FINAL REPORT: Examining the role of astrocytes in migraine using optogenetic methods

Published in the Journal of Cerebral Blood Flow and Metabolism, April 2016

Awards: 2014 International Headache Society Best Basic Science Presentation

Summary

Cortical spreading depression (CSD) is believed to be the physiological substrate of the migraine aura, and CSD has been used as a model of migraine to test new therapies. The mechanisms by which CSD starts and spreads remain poorly understood, in part because the methods for studying it are invasive and non-physiological.

We have successfully characterized CSD using optogenetic techniques (using genetically modified cells to express light-sensitive ion channels to enable measurement of the effects). By targeting both astrocytes and neurons, we were able to show that the optogenetic approach works in brain slices, in anesthetized animals, in awake and head-fixed animals, and in awake and freely moving animals. We found that we could both start and track CSD without breaching the skull, which should make the model much more useful for long term behavioral and mechanistic investigations.

Hypothesis vs. Findings

We hypothesized that the activation of astrocytes would start CSD, and we confirmed this by using optogenetics to specifically activate cortical astrocytes that were engineered to express channelrhodopsin receptors and respond to blue light. We showed that this was true in both in vitro (brain-slice) and in vivo preparations (anesthetized and awake/behaving mice).

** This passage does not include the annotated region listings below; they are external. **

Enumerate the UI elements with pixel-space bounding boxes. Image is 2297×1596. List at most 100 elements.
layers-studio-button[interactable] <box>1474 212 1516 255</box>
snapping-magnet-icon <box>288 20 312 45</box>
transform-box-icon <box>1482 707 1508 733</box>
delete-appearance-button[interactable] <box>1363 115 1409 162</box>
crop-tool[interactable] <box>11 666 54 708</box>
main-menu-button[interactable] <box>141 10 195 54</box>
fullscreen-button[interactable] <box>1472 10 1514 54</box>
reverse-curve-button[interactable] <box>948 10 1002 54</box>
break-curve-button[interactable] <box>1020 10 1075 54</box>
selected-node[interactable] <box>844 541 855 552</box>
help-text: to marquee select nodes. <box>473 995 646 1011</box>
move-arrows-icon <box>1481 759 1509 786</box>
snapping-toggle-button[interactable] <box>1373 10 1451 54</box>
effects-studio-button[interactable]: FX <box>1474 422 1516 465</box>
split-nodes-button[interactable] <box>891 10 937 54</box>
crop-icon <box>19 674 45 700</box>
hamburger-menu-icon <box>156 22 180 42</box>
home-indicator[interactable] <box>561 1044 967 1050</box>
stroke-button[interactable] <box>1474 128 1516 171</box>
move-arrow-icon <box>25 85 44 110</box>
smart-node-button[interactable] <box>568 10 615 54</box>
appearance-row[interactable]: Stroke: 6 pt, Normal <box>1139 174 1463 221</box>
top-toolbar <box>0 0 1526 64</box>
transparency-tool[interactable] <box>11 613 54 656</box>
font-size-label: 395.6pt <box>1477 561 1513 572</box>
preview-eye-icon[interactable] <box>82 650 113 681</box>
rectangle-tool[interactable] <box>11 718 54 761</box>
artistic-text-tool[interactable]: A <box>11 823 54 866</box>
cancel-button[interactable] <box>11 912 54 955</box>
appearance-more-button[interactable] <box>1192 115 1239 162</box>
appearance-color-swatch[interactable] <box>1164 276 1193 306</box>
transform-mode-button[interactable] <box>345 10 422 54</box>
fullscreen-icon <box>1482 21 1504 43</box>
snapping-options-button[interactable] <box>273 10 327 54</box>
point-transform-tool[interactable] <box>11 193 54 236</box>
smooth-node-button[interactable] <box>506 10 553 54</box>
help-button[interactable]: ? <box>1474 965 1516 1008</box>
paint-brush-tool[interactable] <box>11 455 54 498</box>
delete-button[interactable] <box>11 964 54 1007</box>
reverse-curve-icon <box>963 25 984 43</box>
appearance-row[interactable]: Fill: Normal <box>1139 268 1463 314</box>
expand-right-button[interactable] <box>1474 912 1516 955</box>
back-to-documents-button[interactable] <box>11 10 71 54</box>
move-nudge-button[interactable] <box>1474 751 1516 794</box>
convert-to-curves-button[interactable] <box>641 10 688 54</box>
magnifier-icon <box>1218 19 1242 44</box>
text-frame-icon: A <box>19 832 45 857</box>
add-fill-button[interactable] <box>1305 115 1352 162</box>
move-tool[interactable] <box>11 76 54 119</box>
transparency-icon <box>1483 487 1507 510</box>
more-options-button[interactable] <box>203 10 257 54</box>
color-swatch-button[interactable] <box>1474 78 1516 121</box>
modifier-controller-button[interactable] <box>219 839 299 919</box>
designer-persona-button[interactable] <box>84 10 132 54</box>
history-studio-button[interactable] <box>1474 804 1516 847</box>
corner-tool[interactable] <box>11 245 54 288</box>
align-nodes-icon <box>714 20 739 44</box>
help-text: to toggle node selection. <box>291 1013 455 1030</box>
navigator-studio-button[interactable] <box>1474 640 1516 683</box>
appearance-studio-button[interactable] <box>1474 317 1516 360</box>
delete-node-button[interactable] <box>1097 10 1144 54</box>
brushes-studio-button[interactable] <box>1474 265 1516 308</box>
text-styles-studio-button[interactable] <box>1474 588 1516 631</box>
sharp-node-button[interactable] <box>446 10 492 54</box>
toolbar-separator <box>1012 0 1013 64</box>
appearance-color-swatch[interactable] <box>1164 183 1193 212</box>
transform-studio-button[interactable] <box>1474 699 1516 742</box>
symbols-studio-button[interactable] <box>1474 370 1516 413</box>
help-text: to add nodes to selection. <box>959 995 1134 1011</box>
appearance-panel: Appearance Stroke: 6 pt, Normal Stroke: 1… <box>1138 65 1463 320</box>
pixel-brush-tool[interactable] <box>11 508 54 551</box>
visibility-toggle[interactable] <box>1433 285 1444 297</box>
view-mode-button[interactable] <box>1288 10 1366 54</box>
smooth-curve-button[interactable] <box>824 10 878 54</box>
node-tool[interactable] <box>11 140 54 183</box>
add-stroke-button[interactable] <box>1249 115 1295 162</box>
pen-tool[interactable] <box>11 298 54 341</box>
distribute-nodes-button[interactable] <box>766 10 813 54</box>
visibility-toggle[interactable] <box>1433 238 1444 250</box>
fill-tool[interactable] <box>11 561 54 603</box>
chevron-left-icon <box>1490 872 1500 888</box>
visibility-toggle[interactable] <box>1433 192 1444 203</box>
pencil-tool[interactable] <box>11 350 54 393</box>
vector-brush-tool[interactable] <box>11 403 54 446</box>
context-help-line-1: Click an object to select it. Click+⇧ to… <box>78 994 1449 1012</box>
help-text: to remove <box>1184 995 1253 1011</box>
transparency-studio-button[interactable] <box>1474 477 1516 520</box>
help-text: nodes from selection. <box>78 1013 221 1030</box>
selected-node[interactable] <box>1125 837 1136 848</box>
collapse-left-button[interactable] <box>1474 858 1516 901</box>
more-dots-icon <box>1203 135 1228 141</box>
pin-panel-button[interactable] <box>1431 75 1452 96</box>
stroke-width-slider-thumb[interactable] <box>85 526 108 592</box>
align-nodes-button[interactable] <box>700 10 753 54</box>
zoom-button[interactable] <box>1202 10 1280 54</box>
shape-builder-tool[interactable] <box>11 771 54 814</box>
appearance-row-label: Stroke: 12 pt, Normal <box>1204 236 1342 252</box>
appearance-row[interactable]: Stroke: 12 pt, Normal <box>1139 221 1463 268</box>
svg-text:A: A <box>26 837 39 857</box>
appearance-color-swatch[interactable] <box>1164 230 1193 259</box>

We also have observed that disrupting astrocyte glutamate processing can result in spontaneous and large amplitude CSDs, which further suggests that astrocytes can play important roles in both the start and the termination of and recovery from CSD. We noted several changes in behavior following CSD — such as increases and decreases in spontaneous running on a treadmill—that were dependent on the phase of CSD.

Additionally, we observed that neurons targeted in the same way could also start CSD. All indications are that CSDs produced by neuronal or astrocyte targeting are very similar, although CSD is harder to elicit when targeting astrocytes. By targeting neurons optogenetically in awake animals, we found that grip strength is reduced on the opposite side of the hemisphere where CSD occurs and only when the wave of CSD passes over the motor cortex.

Unanswered Questions

We still need to perform parallel behavioral investigations following CSD induced by astrocyte activation. Our investigations using the glutamate biosensor are also preliminary, and we hope to eventually extend them into in vivo experiments. Careful investigations on the differences between the spread of CSD when elicited by different cell types remains unexplored.

What this Research Means to You

We are excited to continue to use optogenetics to non-invasively target different cell types to elicit CSD for further studies. Besides different cell types, we can also begin to target different brain areas thought to be involved in headache and migraine, and we can embark on longitudinal studies to examine how animal behavior and physiology might be affected by multiple CSDs spread out over longer periods of time.

The improved and minimally invasive translational model we developed avoids many of the problems associated with previous invasive methods and should be useful for drug screening and for a basic understanding of the contributions of different cell types to CSD. The simplified procedure for eliciting CSDs also makes the model easier to use in research.